С каждым днём пути лес становился всё гуще и непроницаемее. Исчезли поляны, гигантские упавшие стволы заграждали дорогу непреодолимыми осклизлыми баррикадами. Избегая непроницаемых колючих завес из свисавших сверху тонких, упругих, как проволока, стеблей, Вайми пробирался на четвереньках в промоинах, под плотной массой нависавших ветвей. Влажная земля мягко подавалась под его ладонями. Юноша полз вверх и вверх в этом лабиринте, не обращая внимания на кишевших здесь всюду громадных насекомых. Постепенно становилось всё прохладнее, точно он попал в глубокое, сырое подземелье.
Уже совсем стемнело, когда склон кончился и Вайми поднялся на южное плоскогорье. Ни одной звезды не блеснуло сквозь зелёный свод. В непроницаемой тьме он долго взбирался на дерево, цепляясь за большие трещины в коре, чтобы в гладкой развилке широченных ветвей устроится на ночлег. Сильный ветер бушевал где-то наверху. Вайми долго лежал без сна, прислушиваясь к гулу леса, очень похожему на шум волн. В полудрёме ему грезились огромные валы, набегавшие на скалы, но их вода была почему-то белой, как молоко, и это необъяснимо пугало его.
Когда он проснулся, вокруг ещё висела тьма. Первые отблески рассвета без следа гасли в сплошном тумане. Вайми ощущал его кожей. Наконец, призрачное сияние медленно просочилось сверху — и перед ним предстало подавляющее, угрюмое зрелище.

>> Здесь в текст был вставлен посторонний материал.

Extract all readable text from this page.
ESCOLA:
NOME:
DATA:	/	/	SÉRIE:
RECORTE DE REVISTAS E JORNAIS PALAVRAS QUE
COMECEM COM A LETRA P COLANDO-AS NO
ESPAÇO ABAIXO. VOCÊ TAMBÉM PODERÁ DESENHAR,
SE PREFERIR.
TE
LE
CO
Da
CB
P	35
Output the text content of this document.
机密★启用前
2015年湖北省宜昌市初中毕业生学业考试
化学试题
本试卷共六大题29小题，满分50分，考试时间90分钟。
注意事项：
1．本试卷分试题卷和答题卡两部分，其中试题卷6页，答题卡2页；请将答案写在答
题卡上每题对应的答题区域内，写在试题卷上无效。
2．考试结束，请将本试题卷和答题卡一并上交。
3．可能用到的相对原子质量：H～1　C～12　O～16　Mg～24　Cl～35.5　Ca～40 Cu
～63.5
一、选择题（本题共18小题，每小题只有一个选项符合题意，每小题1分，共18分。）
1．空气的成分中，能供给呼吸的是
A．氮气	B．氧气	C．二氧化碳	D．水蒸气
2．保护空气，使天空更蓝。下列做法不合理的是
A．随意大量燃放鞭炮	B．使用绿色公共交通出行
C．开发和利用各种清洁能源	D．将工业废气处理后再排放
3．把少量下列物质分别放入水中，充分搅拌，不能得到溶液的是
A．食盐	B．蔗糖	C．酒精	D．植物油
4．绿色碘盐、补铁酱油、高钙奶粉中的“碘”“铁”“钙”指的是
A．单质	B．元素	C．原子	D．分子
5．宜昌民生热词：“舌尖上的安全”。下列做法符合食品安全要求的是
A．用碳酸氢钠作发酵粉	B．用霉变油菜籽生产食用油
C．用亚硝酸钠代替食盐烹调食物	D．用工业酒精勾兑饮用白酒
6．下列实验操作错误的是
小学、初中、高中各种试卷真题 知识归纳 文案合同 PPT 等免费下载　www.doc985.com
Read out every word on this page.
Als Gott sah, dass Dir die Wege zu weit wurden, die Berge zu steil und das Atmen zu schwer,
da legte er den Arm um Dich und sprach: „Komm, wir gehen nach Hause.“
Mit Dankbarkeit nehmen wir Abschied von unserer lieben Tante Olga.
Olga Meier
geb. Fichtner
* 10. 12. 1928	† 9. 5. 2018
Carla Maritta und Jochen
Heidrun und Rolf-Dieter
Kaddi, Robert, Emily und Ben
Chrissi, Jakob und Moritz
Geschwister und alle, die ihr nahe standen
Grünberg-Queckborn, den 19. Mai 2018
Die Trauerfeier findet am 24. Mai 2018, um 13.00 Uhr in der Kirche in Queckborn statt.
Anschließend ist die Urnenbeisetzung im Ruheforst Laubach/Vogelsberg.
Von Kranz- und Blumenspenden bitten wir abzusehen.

Вокруг, в туманном сумраке, вздымались чудовищные, в неправильных рёбрах, колонны стволов. Они уходили на тридцать его ростов вверх, в мутный зелёный полусвет, совершенно скрывавший обомшелые ветви. Странные растения с пучками воздушных корней и причудливыми пёстрыми цветами длинными космами увешивали деревья, раскачиваясь подчас на страшной высоте. Вода хлюпала под босыми ногами юноши, выступая из губчатой сетки переплетённых корней, трав и мхов, и Вайми не чувствовал под ней твёрдой земли. Пугающие цветы безвременника — лиловато-прозрачные ячеистые сферы трех ладоней в диаметре — беззвучно качались в неподвижном тумане на длинных ножках, распространяя горький, как смерть, дурманящий аромат.
Стволы чудовищных деревьев были толщиной в два или в три его роста, со странной, волокнистой и смолистой корой, — при ударе об неё любое человеческое орудие упруго отскакивало или намертво вязло. С них гигантскими петлями свисали толстенные лианы, серый туман клубился вокруг них, по коре стекали тонкие струйки воды. Воздух здесь был тяжёлый, насыщенный влажной гнилью. Земля исчезала в сумраке уже через двадцать шагов и Вайми никак не мог проверить взятое направление. Он мёрз в холодном тумане, его тело блестело от влаги, как мокрый камень, но он медленно пробирался вперёд, ведомый лишь инстинктом, обходил многоэтажные горы рухнувших стволов, одетых толстым одеялом липкой пакли, путался, ища выхода среди чудовищных корней, и снова утопал в непроходимой зелени. Его сознание плавало высоко над телом в горьком дурмане безвременника и лишь по коричневато-красному оттенку тумана он понял, что наступает вечер.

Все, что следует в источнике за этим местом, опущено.